On February 22, Sutton announced that he would resign from his positions as publisher and editor, giving control of the newspaper to Elecia R. Dexter. Dexter, an African-American woman with a degree in speech communications from Eastern Illinois University, had been employed at The Democrat-Reporter as a front-desk employee for six weeks at the time of the editorial, but had no journalism experience. Sutton retained ownership of the newspaper. Dexter resigned the editorship on March 11, two weeks after taking the position, due to editorial changes made by Sutton without her permission. In an interview with The New York Times, Dexter said that Sutton had emailed a version of the February 28 issue of the newspaper that replaced an article about his retirement with a defense of the KKK editorial and attacks against the Montgomery Advertiser for publishing an interview with him. She stated that her resignation was made after further changes to the March 14 issue, but was delayed over concerns for Sutton's cognitive well-being.

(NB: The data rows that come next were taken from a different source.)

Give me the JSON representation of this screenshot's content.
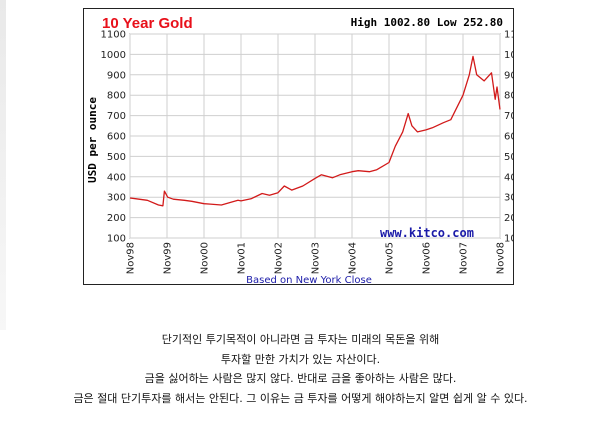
{
  "chart_data": {
    "type": "line",
    "title": "10 Year Gold",
    "high_low": "High 1002.80 Low 252.80",
    "ylabel": "USD per ounce",
    "ylim": [
      100,
      1100
    ],
    "yticks": [
      100,
      200,
      300,
      400,
      500,
      600,
      700,
      800,
      900,
      1000,
      1100
    ],
    "xlim": [
      1998.83,
      2008.83
    ],
    "xticks": [
      {
        "label": "Nov98",
        "x": 1998.83
      },
      {
        "label": "Nov99",
        "x": 1999.83
      },
      {
        "label": "Nov00",
        "x": 2000.83
      },
      {
        "label": "Nov01",
        "x": 2001.83
      },
      {
        "label": "Nov02",
        "x": 2002.83
      },
      {
        "label": "Nov03",
        "x": 2003.83
      },
      {
        "label": "Nov04",
        "x": 2004.83
      },
      {
        "label": "Nov05",
        "x": 2005.83
      },
      {
        "label": "Nov06",
        "x": 2006.83
      },
      {
        "label": "Nov07",
        "x": 2007.83
      },
      {
        "label": "Nov08",
        "x": 2008.83
      }
    ],
    "grid": true,
    "line_color": "#d21a1a",
    "series": [
      {
        "x": [
          1998.83,
          1999.0,
          1999.3,
          1999.6,
          1999.72,
          1999.76,
          1999.85,
          2000.0,
          2000.3,
          2000.5,
          2000.83,
          2001.0,
          2001.3,
          2001.5,
          2001.75,
          2001.83,
          2002.1,
          2002.4,
          2002.6,
          2002.83,
          2003.0,
          2003.2,
          2003.5,
          2003.83,
          2004.0,
          2004.3,
          2004.5,
          2004.83,
          2005.0,
          2005.3,
          2005.5,
          2005.83,
          2006.0,
          2006.2,
          2006.35,
          2006.45,
          2006.6,
          2006.83,
          2007.0,
          2007.3,
          2007.5,
          2007.83,
          2008.0,
          2008.1,
          2008.2,
          2008.4,
          2008.6,
          2008.7,
          2008.75,
          2008.83
        ],
        "y": [
          296,
          292,
          285,
          262,
          258,
          330,
          300,
          290,
          285,
          280,
          268,
          266,
          262,
          272,
          285,
          282,
          292,
          318,
          310,
          322,
          355,
          335,
          355,
          392,
          410,
          395,
          410,
          425,
          430,
          425,
          435,
          470,
          550,
          620,
          710,
          650,
          620,
          630,
          640,
          665,
          680,
          800,
          900,
          990,
          900,
          870,
          910,
          780,
          840,
          730
        ]
      }
    ]
  },
  "footer": "Based on New York Close",
  "watermark": "www.kitco.com",
  "caption": [
    "단기적인 투기목적이 아니라면 금 투자는 미래의 목돈을 위해",
    "투자할 만한 가치가 있는 자산이다.",
    "금을 싫어하는 사람은 많지 않다. 반대로 금을 좋아하는 사람은 많다.",
    "금은 절대 단기투자를 해서는 안된다. 그 이유는 금 투자를 어떻게 해야하는지 알면 쉽게 알 수 있다."
  ]
}
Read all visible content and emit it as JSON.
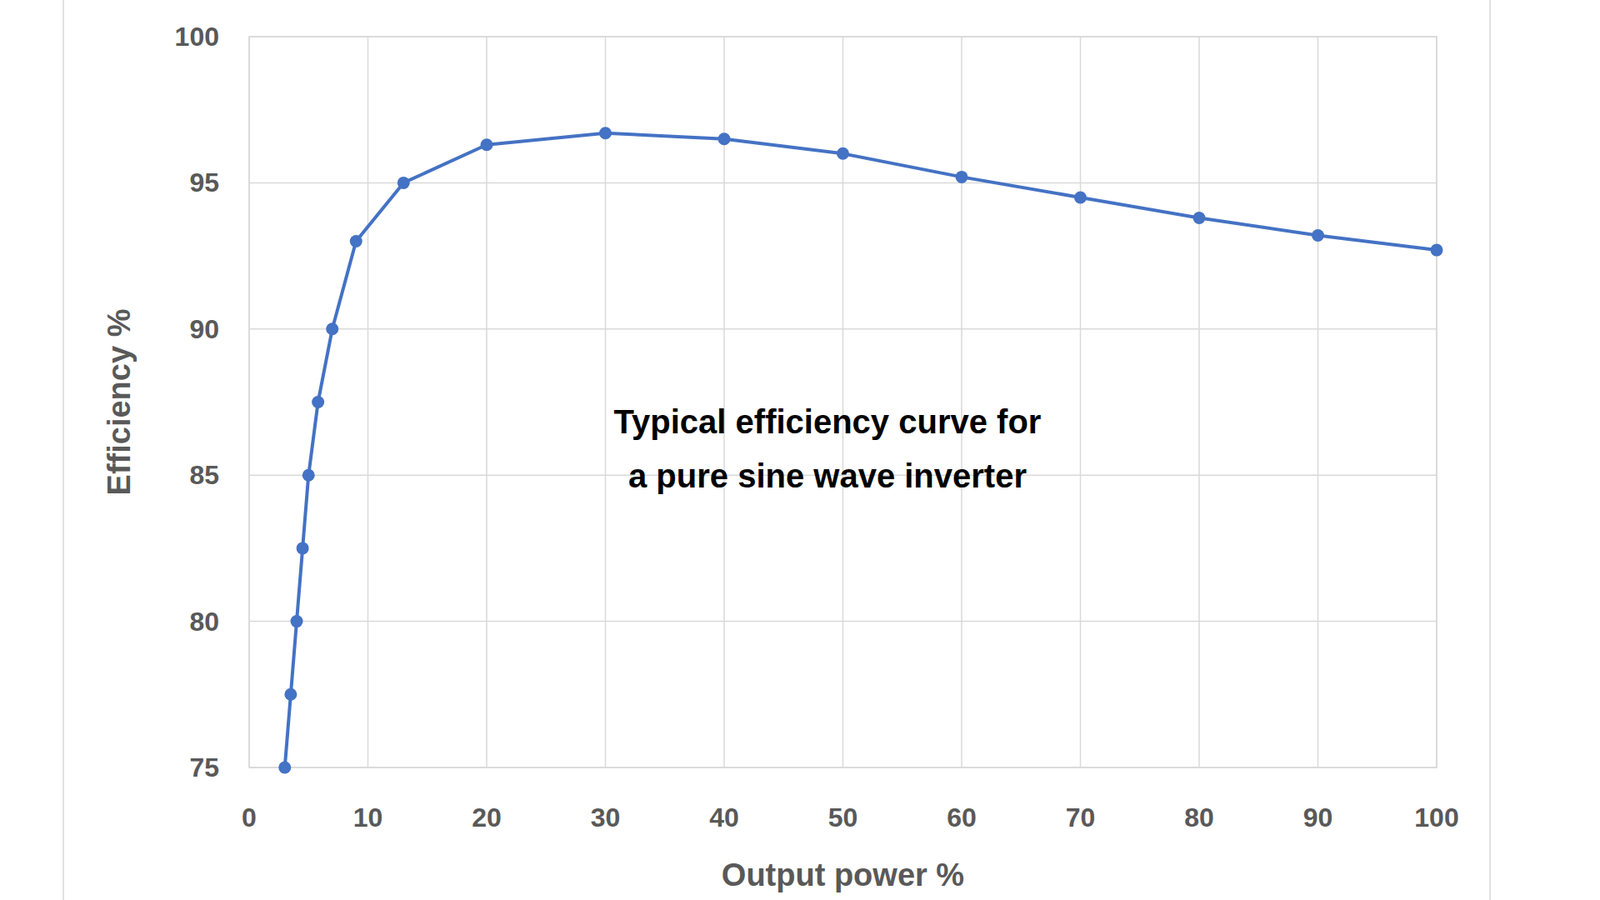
{
  "chart_data": {
    "type": "line",
    "x_label": "Output power %",
    "y_label": "Efficiency %",
    "annotations": [
      "Typical efficiency curve for",
      "a pure sine wave inverter"
    ],
    "x": [
      3,
      3.5,
      4,
      4.5,
      5,
      5.8,
      7,
      9,
      13,
      20,
      30,
      40,
      50,
      60,
      70,
      80,
      90,
      100
    ],
    "values": [
      75,
      77.5,
      80,
      82.5,
      85,
      87.5,
      90,
      93,
      95,
      96.3,
      96.7,
      96.5,
      96,
      95.2,
      94.5,
      93.8,
      93.2,
      92.7
    ],
    "color": "#4472c4",
    "marker": "circle",
    "line_style": "solid",
    "xlim": [
      0,
      100
    ],
    "xticks": [
      0,
      10,
      20,
      30,
      40,
      50,
      60,
      70,
      80,
      90,
      100
    ],
    "ylim": [
      75,
      100
    ],
    "yticks": [
      75,
      80,
      85,
      90,
      95,
      100
    ],
    "grid": true
  }
}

The Associated Press reported in late March that Sutton had sold the newspaper to an unnamed buyer, who were later identified as out-of-state residents C.T. Harless and Sabrina McMahan in a front-page editorial on March 28. Online news outlet Alabama Political Reporter published an investigation into Harless, who was using a pseudonym, and linked him to a group aligned with the Ku Klux Klan from Tennessee. Linden mayor Charles Moore expressed skepticism over whether the newspaper had actually been sold, while Sutton stated that he would continue operating the newspaper because the new owners lacked experience. In July, the Associated Press reported that Sutton had retired and sold the newspaper to Tommy Wells, a sports publicist from Texas who had previously shown interest in acquiring the Democrat-Reporter. Wells and his wife published their first edition on July 5, 2019, with the announcement of Sutton's retirement. Sutton died four years later at the age of 84 on Sept. 22, 2023.